Le président du tribunal a désigné Mme Richard, première conseillère, en application de l’article L. 511-2 du code de justice administrative, pour statuer sur les requêtes en référé.
Considérant ce qui suit :
1. Aux termes de l’article L. 521-1 du code de justice administrative : « Quand une décision administrative, même de rejet, fait l’objet d’une requête en annulation ou en réformation, le juge des référés, saisi d’une demande en ce sens, peut ordonner la suspension de l’exécution de cette décision, ou de certains de ses effets, lorsque l’urgence le justifie et qu’il est fait état d’un moyen propre à créer, en l’état de l’instruction, un doute sérieux quant à la légalité de la décision. ». Aux termes de l’article L. 522-3 du même code : « Lorsque la demande ne présente pas un caractère d’urgence ou lorsqu’il apparaît manifeste, au vu de la demande, que celle-ci ne relève pas de la compétence de la juridiction administrative, qu’elle est irrecevable ou qu’elle est mal fondée, le juge des référés peut la rejeter par une ordonnance motivée sans qu’il y ait lieu d’appliquer les deux premiers alinéas de l’article L. 522-1. ».
2. L’urgence justifie que soit prononcée la suspension d’un acte administratif lorsque l’exécution de celui-ci porte atteinte, de manière suffisamment grave et immédiate, à un intérêt public, à la situation du requérant ou aux intérêts qu’il entend défendre. Il appartient au juge des référés d’apprécier concrètement, compte tenu des justifications fournies par le requérant, si les effets de l’acte litigieux sont de nature à caractériser une urgence justifiant que, sans attendre le jugement de la requête au fond, l’exécution de la décision soit suspendue. L’urgence doit être appréciée globalement et compte tenu de l’ensemble des circonstances de l’affaire.

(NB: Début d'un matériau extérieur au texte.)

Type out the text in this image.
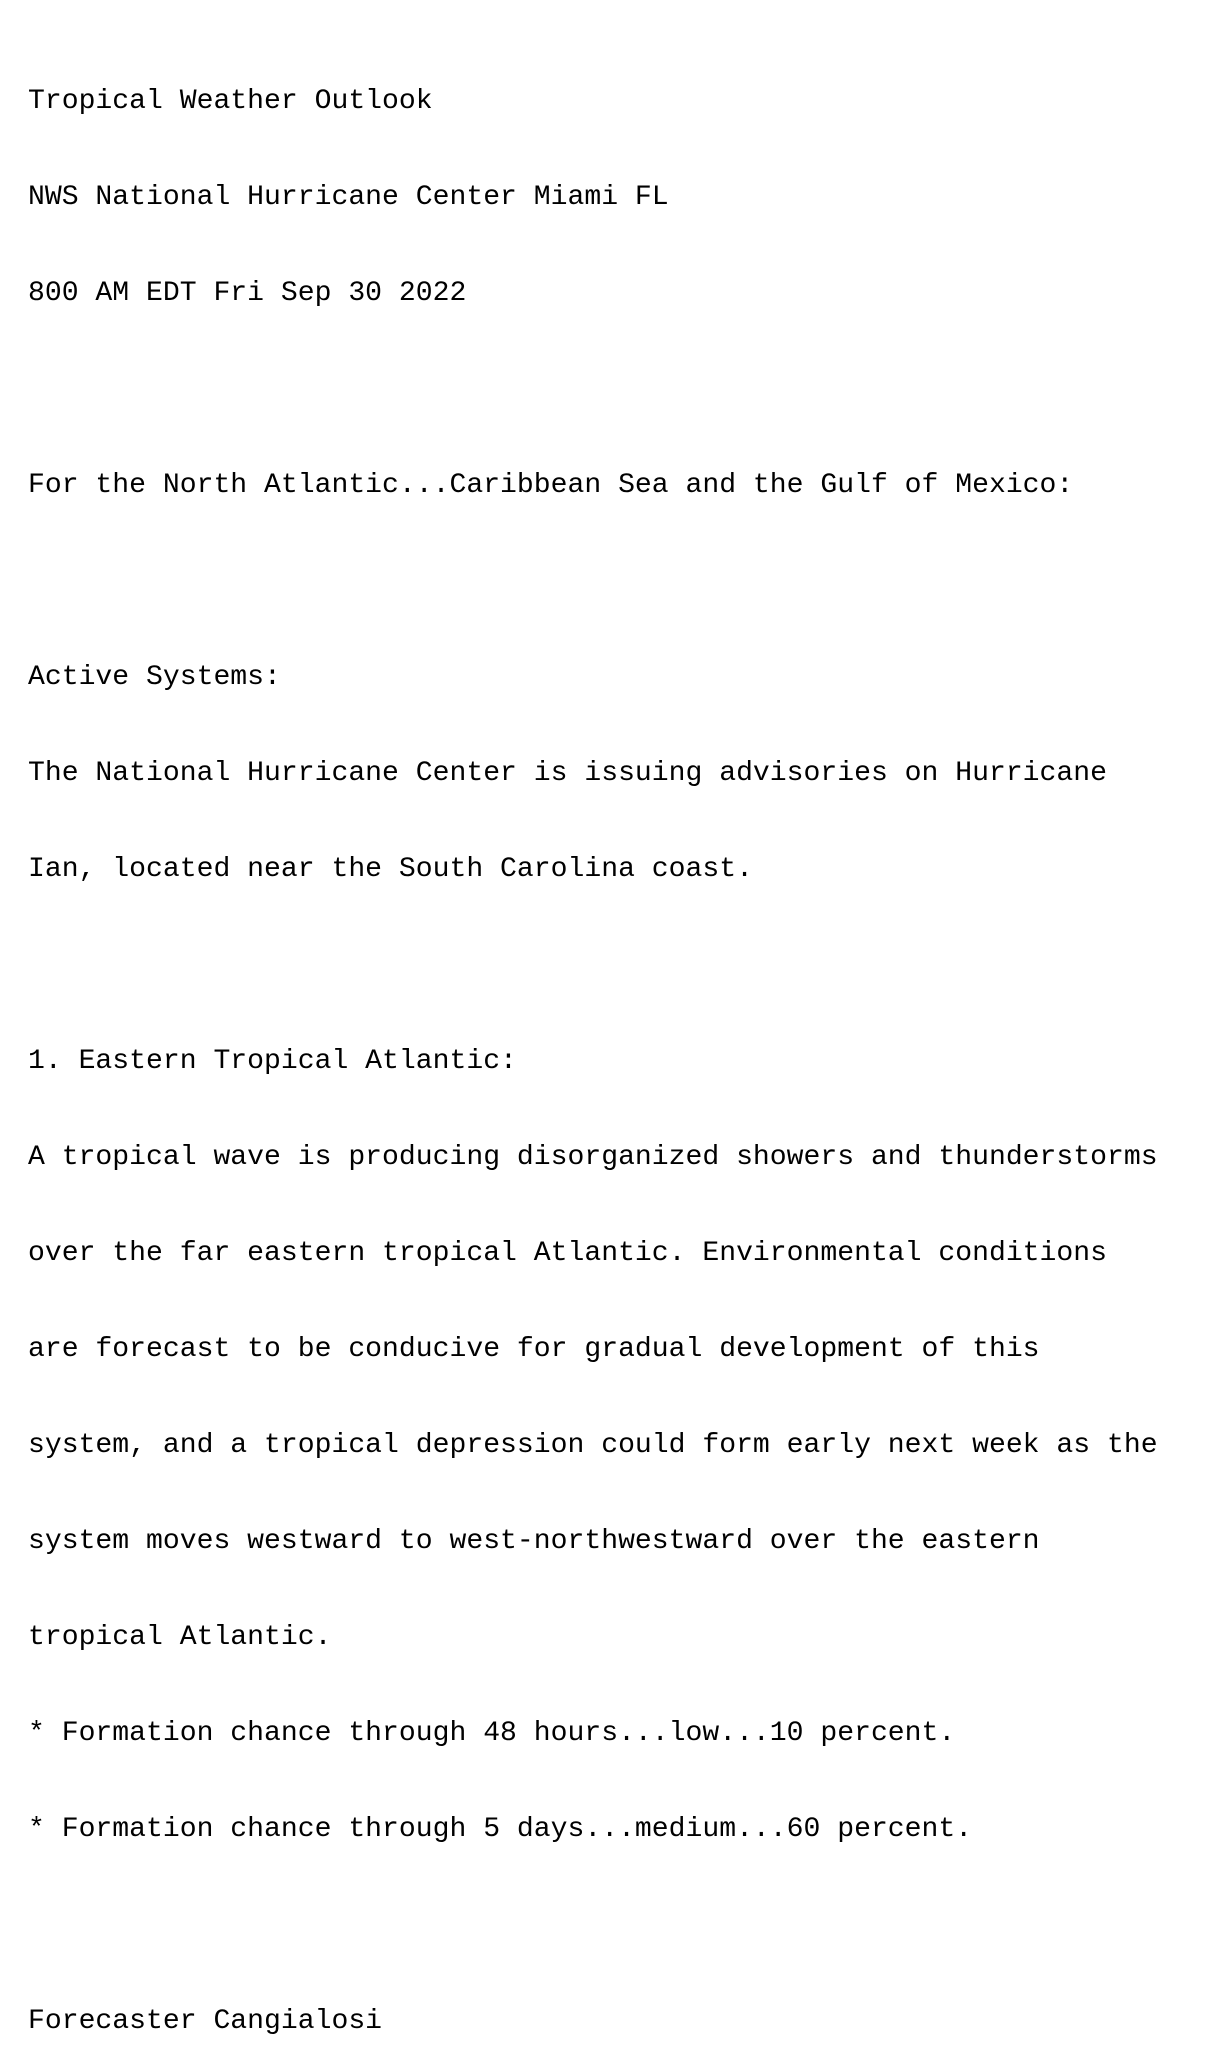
Tropical Weather Outlook

NWS National Hurricane Center Miami FL

800 AM EDT Fri Sep 30 2022

For the North Atlantic...Caribbean Sea and the Gulf of Mexico:

Active Systems:

The National Hurricane Center is issuing advisories on Hurricane

Ian, located near the South Carolina coast.

1. Eastern Tropical Atlantic:

A tropical wave is producing disorganized showers and thunderstorms

over the far eastern tropical Atlantic. Environmental conditions

are forecast to be conducive for gradual development of this

system, and a tropical depression could form early next week as the

system moves westward to west-northwestward over the eastern

tropical Atlantic.

* Formation chance through 48 hours...low...10 percent.

* Formation chance through 5 days...medium...60 percent.

Forecaster Cangialosi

3. Pour justifier de l’urgence de sa situation, Mme A fait valoir que la décision litigieuse crée une rupture dans son droit au séjour et au travail, qu’elle est dans l’impossibilité de travailler, qu’elle est privée des ressources qui en découlent et que son contrat de travail risque d’être rompu en raison du délai de traitement anormalement long de sa demande. Toutefois, et alors que la présomption d’urgence ne s’applique pas au cas d’espèce dès lors que, ainsi qu’elle le reconnaît elle-même, sa demande de titre de séjour concerne un changement de statut qui ne peut être considéré comme une demande de renouvellement de titre de séjour, il résulte de l’instruction que l’intéressée n’établit par aucune pièce versée au dossier de la réalité du préjudice, tiré du risque de perte de son emploi qu’elle allègue et qui ne saurait résulter de ses seules écritures. Dans ces conditions, Mme A ne saurait être regardée comme justifiant d’une situation d’urgence au sens des dispositions de l’article L. 521-1 du code de justice administrative.
4. Il résulte de tout ce qui précède que la requête de Mme A doit être rejetée dans toutes ses conclusions par application des dispositions précitées de l’article L. 522-3 du même code.
O R D O N N E :
Article 1er : La requête de Mme A est rejetée.
Article 2 : La présente ordonnance sera notifiée à Mme B C A.
Fait à Cergy, le 29 janvier 2025
La juge des référés,
signé
A. Richard
La République mande et ordonne au ministre de l’intérieur en ce qui le concerne ou à tous commissaires de justice à ce requis en ce qui concerne les voies de droit commun contre les parties privées, de pourvoir à l’exécution de la présente décision.